Ölteppich vor Brasiliens Küste: Präsidentin Dilma Rousseff fordert eine «rigorose Aufklärung». Archivfoto: Joedson Alves

São Paulo (dpa) - Aus einem Ölfeld vor der Küste Brasiliens sind bis zu 100 000 Liter Öl ausgetreten. Wie der US-Konzern Chevron mitteilte, wurde ein Ölteppich in der Nähe das Ölfelds «Frade» rund 370 Kilometer vor der Küste Rio de Janeiros gesichtet. Chevron führt dort Tiefbohrarbeiten durch.

Die Bohrungen wurden vorerst ausgesetzt. Zunächst war aber noch unklar, ob der Ölfilm bei den Arbeiten verursacht wurde. Die Ölförderung gehe weiter, da sie nicht in Zusammenhang mit dem Vorfall stehe, erklärte der US-Konzern am Samstag (Ortszeit).

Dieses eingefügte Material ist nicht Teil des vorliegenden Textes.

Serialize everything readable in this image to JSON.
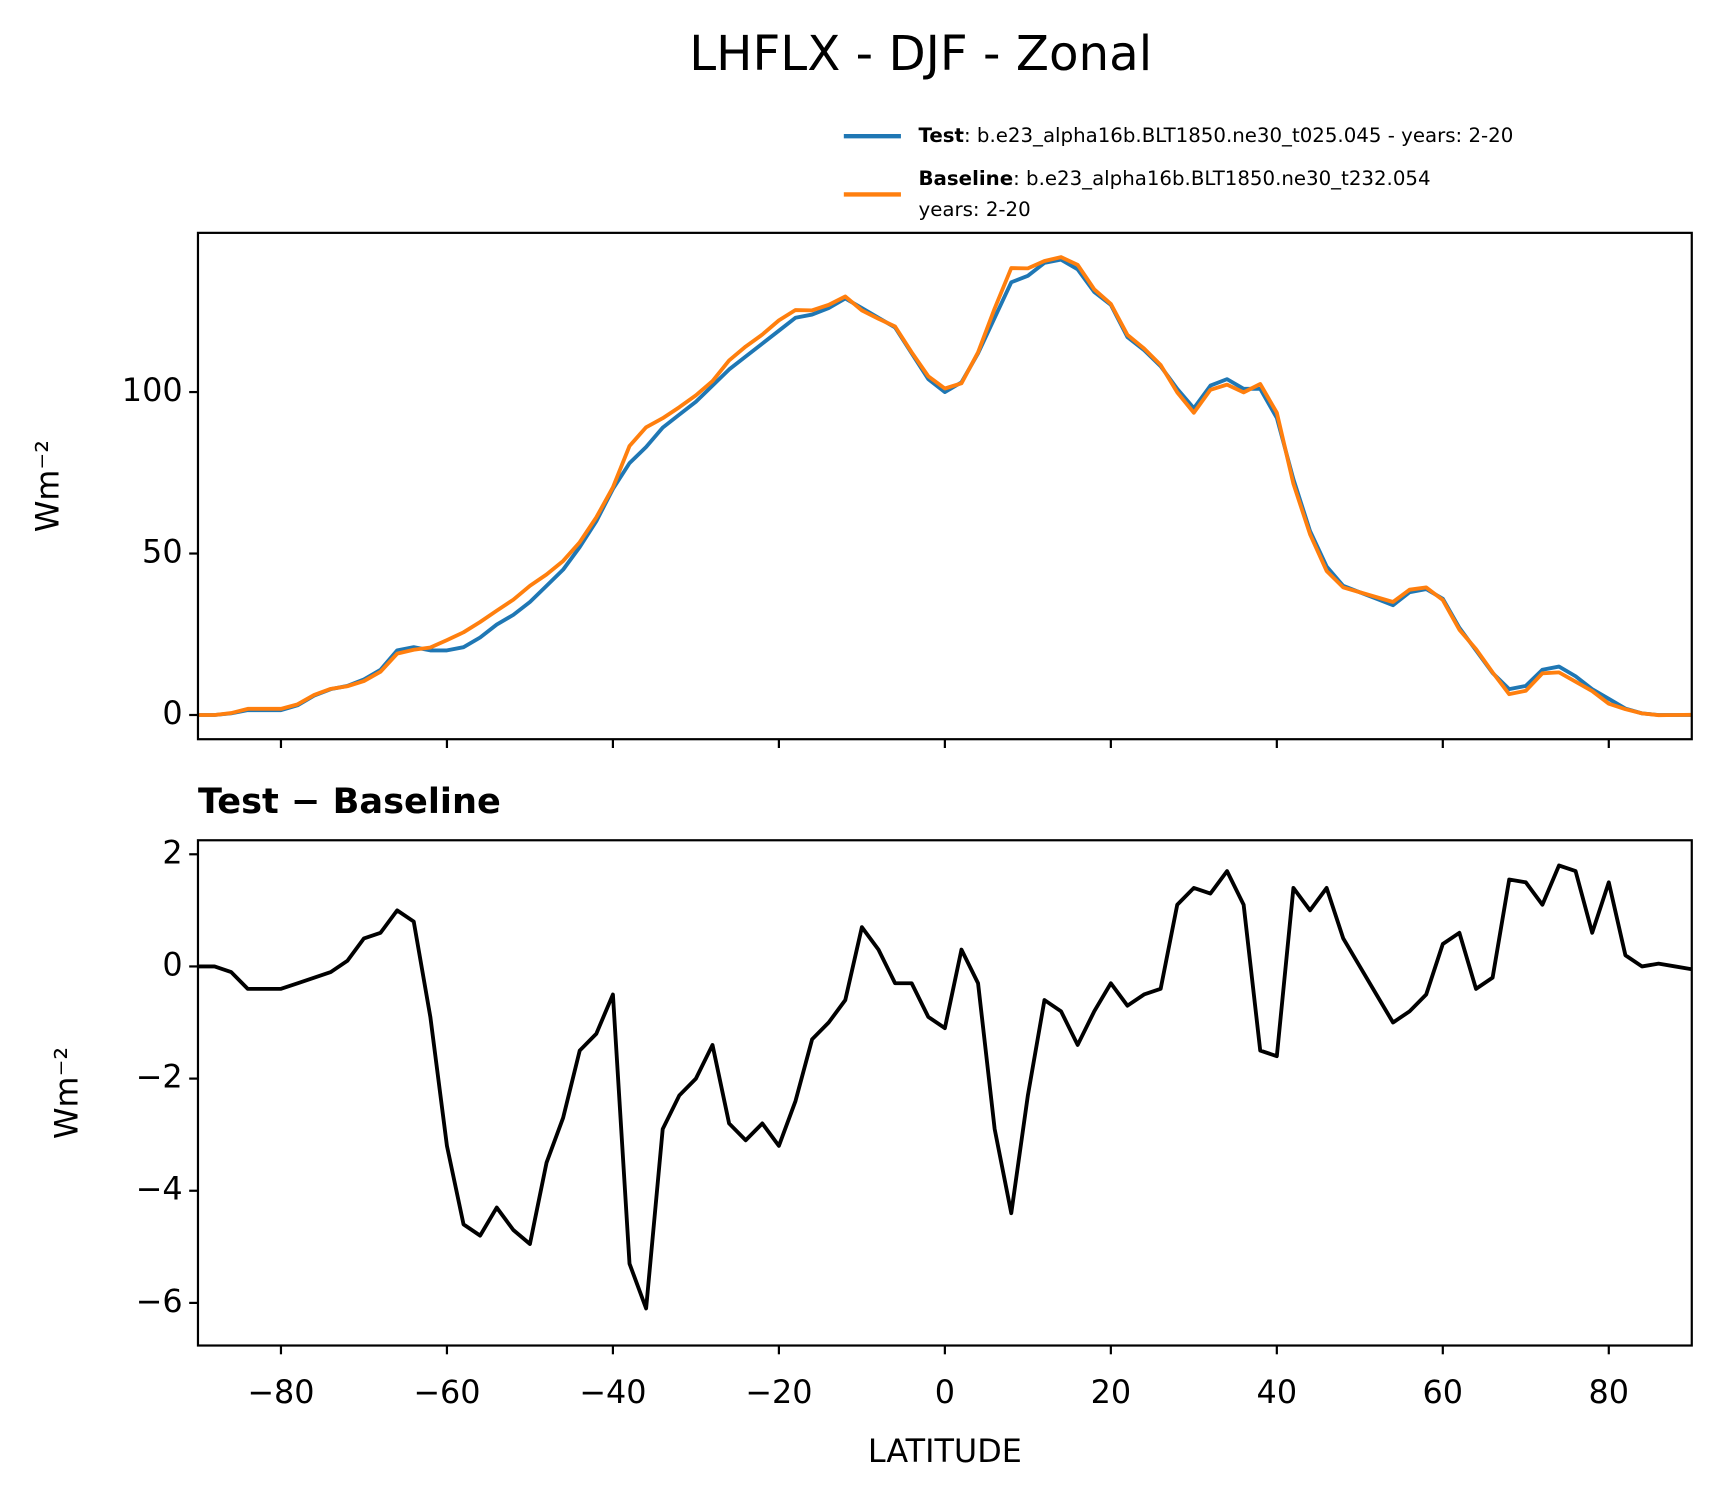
{
  "chart_data": [
    {
      "type": "line",
      "title": "LHFLX - DJF - Zonal",
      "ylabel": "Wm⁻²",
      "x": [
        -90,
        -88,
        -86,
        -84,
        -82,
        -80,
        -78,
        -76,
        -74,
        -72,
        -70,
        -68,
        -66,
        -64,
        -62,
        -60,
        -58,
        -56,
        -54,
        -52,
        -50,
        -48,
        -46,
        -44,
        -42,
        -40,
        -38,
        -36,
        -34,
        -32,
        -30,
        -28,
        -26,
        -24,
        -22,
        -20,
        -18,
        -16,
        -14,
        -12,
        -10,
        -8,
        -6,
        -4,
        -2,
        0,
        2,
        4,
        6,
        8,
        10,
        12,
        14,
        16,
        18,
        20,
        22,
        24,
        26,
        28,
        30,
        32,
        34,
        36,
        38,
        40,
        42,
        44,
        46,
        48,
        50,
        52,
        54,
        56,
        58,
        60,
        62,
        64,
        66,
        68,
        70,
        72,
        74,
        76,
        78,
        80,
        82,
        84,
        86,
        88,
        90
      ],
      "series": [
        {
          "name": "Test",
          "description": [
            ": b.e23_alpha16b.BLT1850.ne30_t025.045 - years: 2-20"
          ],
          "color": "#1f77b4",
          "values": [
            0,
            0,
            0.5,
            1.5,
            1.5,
            1.5,
            3,
            6,
            8,
            9,
            11,
            14,
            20,
            21,
            20,
            20,
            21,
            24,
            28,
            31,
            35,
            40,
            45,
            52,
            60,
            70,
            78,
            83,
            89,
            93,
            97,
            102,
            107,
            111,
            115,
            119,
            123,
            124,
            126,
            129,
            126,
            123,
            120,
            112,
            104,
            100,
            103,
            112,
            123,
            134,
            136,
            140,
            141,
            138,
            131,
            127,
            117,
            113,
            108,
            101,
            95,
            102,
            104,
            101,
            101,
            92,
            73,
            57,
            46,
            40,
            38,
            36,
            34,
            38,
            39,
            36,
            27,
            20,
            13,
            8,
            9,
            14,
            15,
            12,
            8,
            5,
            2,
            0.5,
            0,
            0,
            0
          ]
        },
        {
          "name": "Baseline",
          "description": [
            ": b.e23_alpha16b.BLT1850.ne30_t232.054",
            "years: 2-20"
          ],
          "color": "#ff7f0e",
          "values": [
            0,
            0,
            0.6,
            1.9,
            1.9,
            1.9,
            3.3,
            6.2,
            8.1,
            8.9,
            10.5,
            13.4,
            19,
            20.2,
            20.9,
            23.2,
            25.6,
            28.8,
            32.3,
            35.7,
            40,
            43.5,
            47.7,
            53.5,
            61.2,
            70.5,
            83.3,
            89.1,
            91.9,
            95.3,
            99,
            103.4,
            109.8,
            114.1,
            117.8,
            122.2,
            125.4,
            125.3,
            127,
            129.6,
            125.3,
            122.7,
            120.3,
            112.3,
            104.9,
            101.1,
            102.7,
            112.3,
            125.9,
            138.4,
            138.3,
            140.6,
            141.8,
            139.4,
            131.8,
            127.3,
            117.7,
            113.5,
            108.4,
            99.9,
            93.6,
            100.7,
            102.3,
            99.9,
            102.5,
            93.6,
            71.6,
            56,
            44.6,
            39.5,
            38,
            36.5,
            35,
            38.8,
            39.5,
            35.6,
            26.4,
            20.4,
            13.2,
            6.45,
            7.5,
            12.9,
            13.2,
            10.3,
            7.4,
            3.5,
            1.8,
            0.5,
            -0.05,
            0,
            0.05
          ]
        }
      ],
      "xlim": [
        -90,
        90
      ],
      "xticks": [
        -80,
        -60,
        -40,
        -20,
        0,
        20,
        40,
        60,
        80
      ],
      "show_xtick_labels": false,
      "ylim": [
        -7.5,
        149.3
      ],
      "yticks": [
        0,
        50,
        100
      ]
    },
    {
      "type": "line",
      "title": "Test − Baseline",
      "ylabel": "Wm⁻²",
      "xlabel": "LATITUDE",
      "x": [
        -90,
        -88,
        -86,
        -84,
        -82,
        -80,
        -78,
        -76,
        -74,
        -72,
        -70,
        -68,
        -66,
        -64,
        -62,
        -60,
        -58,
        -56,
        -54,
        -52,
        -50,
        -48,
        -46,
        -44,
        -42,
        -40,
        -38,
        -36,
        -34,
        -32,
        -30,
        -28,
        -26,
        -24,
        -22,
        -20,
        -18,
        -16,
        -14,
        -12,
        -10,
        -8,
        -6,
        -4,
        -2,
        0,
        2,
        4,
        6,
        8,
        10,
        12,
        14,
        16,
        18,
        20,
        22,
        24,
        26,
        28,
        30,
        32,
        34,
        36,
        38,
        40,
        42,
        44,
        46,
        48,
        50,
        52,
        54,
        56,
        58,
        60,
        62,
        64,
        66,
        68,
        70,
        72,
        74,
        76,
        78,
        80,
        82,
        84,
        86,
        88,
        90
      ],
      "series": [
        {
          "name": "Test − Baseline",
          "color": "#000000",
          "values": [
            0,
            0,
            -0.1,
            -0.4,
            -0.4,
            -0.4,
            -0.3,
            -0.2,
            -0.1,
            0.1,
            0.5,
            0.6,
            1.0,
            0.8,
            -0.9,
            -3.2,
            -4.6,
            -4.8,
            -4.3,
            -4.7,
            -4.95,
            -3.5,
            -2.7,
            -1.5,
            -1.2,
            -0.5,
            -5.3,
            -6.1,
            -2.9,
            -2.3,
            -2.0,
            -1.4,
            -2.8,
            -3.1,
            -2.8,
            -3.2,
            -2.4,
            -1.3,
            -1.0,
            -0.6,
            0.7,
            0.3,
            -0.3,
            -0.3,
            -0.9,
            -1.1,
            0.3,
            -0.3,
            -2.9,
            -4.4,
            -2.3,
            -0.6,
            -0.8,
            -1.4,
            -0.8,
            -0.3,
            -0.7,
            -0.5,
            -0.4,
            1.1,
            1.4,
            1.3,
            1.7,
            1.1,
            -1.5,
            -1.6,
            1.4,
            1.0,
            1.4,
            0.5,
            0.0,
            -0.5,
            -1.0,
            -0.8,
            -0.5,
            0.4,
            0.6,
            -0.4,
            -0.2,
            1.55,
            1.5,
            1.1,
            1.8,
            1.7,
            0.6,
            1.5,
            0.2,
            0.0,
            0.05,
            0,
            -0.05
          ]
        }
      ],
      "xlim": [
        -90,
        90
      ],
      "xticks": [
        {
          "value": -80,
          "label": "−80"
        },
        {
          "value": -60,
          "label": "−60"
        },
        {
          "value": -40,
          "label": "−40"
        },
        {
          "value": -20,
          "label": "−20"
        },
        0,
        20,
        40,
        60,
        80
      ],
      "show_xtick_labels": true,
      "ylim": [
        -6.76,
        2.25
      ],
      "yticks": [
        2,
        0,
        {
          "value": -2,
          "label": "−2"
        },
        {
          "value": -4,
          "label": "−4"
        },
        {
          "value": -6,
          "label": "−6"
        }
      ]
    }
  ]
}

Nach Kontrollflügen schätzt Chevron, dass zwischen 400 und 650 Barrel (je 159 Liter) Öl ins Meer flossen. Der Konzern wollte Schiffe in die Region schicken, um den Ölteppich zu bekämpfen und die Umweltschäden zu minimieren, hieß es. Das Öl war am Donnerstag bemerkt worden. Allerdings war man da noch von geringeren Mengen - rund 60 Barrel - ausgegangen.

Brasiliens Präsidentin Dilma Rousseff forderte eine «rigorose Aufklärung». Chevron ist mit 51,7 Prozent an dem Ölfeld beteiligt, die brasilianische Petrobras hält 30 Prozent, den Rest ein japanisches Unternehmen.